Privatização

Zema entra em rota de coalizão com sua própria base para facilitar privatizações

Governador apresentou PEC que retira a obrigatoriedade de referendo popular antes da venda de estatais; líder do governo, João Magalhães, deu declaração favorável à projeto da oposição, mas recuou

Governador de Minas Gerais, Romeu Zema - Rafa Neddermeyer/ Agência Brasil

O governador Romeu Zema (Novo) deu mais um passo em direção a sua meta em privatizar as estatais e apresentou à Assembleia Legislativa de Minas Gerais (ALMG) uma Proposta de Emenda à Constituição (PEC) que retira a exigência de referendo popular e troca o voto qualificado (aprovação de 49 deputados) por maioria simples (39). O texto facilita os planos de Zema que miram as estatais de água e saneamento (Copasa), energia (Cemig) e desenvolvimento econômico (Codemig).

Como esperado, a proposta sofreu resistência no parlamento e provocou reação do próprio líder do governo, o deputado João Magalhães (MDB). Em coletiva de imprensa sobre o projeto, Magalhães afirmou ser favorável a uma proposta do parlamentar da oposição Professor Cleiton (PV) que visa federalizar as estatais Codemig e Cemig:

— Eu não sei se o governador vai aceitar a proposta, inclusive fui o primeiro a colocá-la em evidência em uma entrevista na TV ALMG. Acho que seria plenamente viável e (Zema) conseguiria uma arrecadação bem superior do que passar para a iniciativa privada — disse João Magalhães.

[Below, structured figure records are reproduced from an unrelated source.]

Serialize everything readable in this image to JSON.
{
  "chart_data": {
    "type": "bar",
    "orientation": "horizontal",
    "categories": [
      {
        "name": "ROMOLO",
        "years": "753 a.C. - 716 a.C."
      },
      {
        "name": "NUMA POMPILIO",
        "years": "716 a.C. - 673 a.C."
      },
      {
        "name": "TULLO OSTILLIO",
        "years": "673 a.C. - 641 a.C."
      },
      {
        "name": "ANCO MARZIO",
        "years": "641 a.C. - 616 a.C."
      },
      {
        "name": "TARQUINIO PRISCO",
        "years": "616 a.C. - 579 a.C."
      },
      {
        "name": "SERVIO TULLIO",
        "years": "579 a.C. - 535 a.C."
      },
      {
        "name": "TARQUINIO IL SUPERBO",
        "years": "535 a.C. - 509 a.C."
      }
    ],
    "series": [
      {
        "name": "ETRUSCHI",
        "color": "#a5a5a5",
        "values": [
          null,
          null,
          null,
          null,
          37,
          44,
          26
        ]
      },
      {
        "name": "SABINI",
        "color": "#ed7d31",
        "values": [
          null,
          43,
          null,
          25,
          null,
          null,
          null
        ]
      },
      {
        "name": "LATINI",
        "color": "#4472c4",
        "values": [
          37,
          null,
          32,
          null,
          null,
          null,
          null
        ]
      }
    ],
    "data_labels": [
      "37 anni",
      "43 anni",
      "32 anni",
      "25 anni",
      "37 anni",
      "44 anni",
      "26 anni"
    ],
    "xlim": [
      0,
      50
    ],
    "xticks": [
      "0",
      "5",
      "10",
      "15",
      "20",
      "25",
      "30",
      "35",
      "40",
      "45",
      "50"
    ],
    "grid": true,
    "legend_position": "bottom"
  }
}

Posteriormente, em nota, recuou e disse que não havia se expressado bem sobre o assunto. Ao citar os projetos da oposição, afirmou que tinha a intenção de mostrar a "pluralidade" de debates sobre o tema no parlamento. Já, ao Globo, afirmou que a PEC representa um importante avanço para o desenvolvimento do estado:

— Essa medida não apenas estimula a eficiência econômica, promovendo maior eficiência operacional, mas também possibilita investimentos privados cruciais para o crescimento do Estado, contribuindo para a geração de empregos e o bem-estar de nossos cidadãos — disse.

Apesar do recuo de Magalhães, a PEC do governador não é bem aceita por todos os 57 deputados que integram a base de Zema e enfrenta resistências. Entre elas, a do presidente da ALMG, Tadeu Martins Leite (MDB):

— Os mineiros merecem que esta decisão seja tomada com muito diálogo, responsabilidade e cuidado com o que é patrimônio da população — disse.

Já a oposição prometeu obstruir os trabalhos para que a votação não ocorra. Em coletiva, a deputada Beatriz Cerqueira (PT) afirmou que Zema está "na contramão do governo federal".

— O governo Zema tem medo de ser derrotado, se a proposta é tão boa para que facilitar condições de aprovação? Ele tem medo de que neste debate fique demonstrado o caminho errado que ele tenta trilhar para Minas Gerais — afirmou a petista.

Neste contexto, os deputados da base teriam não só que dar aval às privatizações, mas tirar o direito anteriormente concedido à população de opinar neste tipo de decisão. A hipótese de por fim ao referendo já havia sido proposta em discussões na legislatura passada pela Comissão Extraordinária de Privatizações, mas não avançou.

— A população de Minas é historicamente contra a venda de estatais, por isso nenhum parlamentar quer se comprometer com o tema. Além de que passar privatização exige uma transformação na legislação, e Zema já percebeu que não tem a quantidade de deputados para isso — afirma o cientista político Cristiano Rodrigues, da Universidade Federal de Minas Gerais (UFMG).

O posicionamento contrário é esperado, já que o tema não teve muito êxito histórico na ALMG. Apesar de criticar com frequência o serviço das estatais, Zema só chegou a enviar à Assembleia uma proposta de venda, da Codemig, que terminou arquivada pela Casa. A tramitação do Regime de Recuperação Fiscal que abre brechas para que estatais sejam vendidas também enfrenta entraves.

'Totalmente alinhados'
Procurado pela reportagem, o governo de Minas reforçou o interesse em desestatizar as empresas públicas. Em posicionamento oficial, a gestão de Zema afirmou que as privatizações melhorariam a administração das companhias, "que hoje se encontram engessadas pelas amarras burocráticas do Estado".

As propostas de federação citadas em coletiva pelo líder do governo não "resolveriam esse problema". "Esse objetivo será alcançado com amplo diálogo e respeito com a Assembleia Legislativa, e contará com a interlocução do nosso líder de governo, João Magalhães, ao qual estamos totalmente alinhados", diz trecho.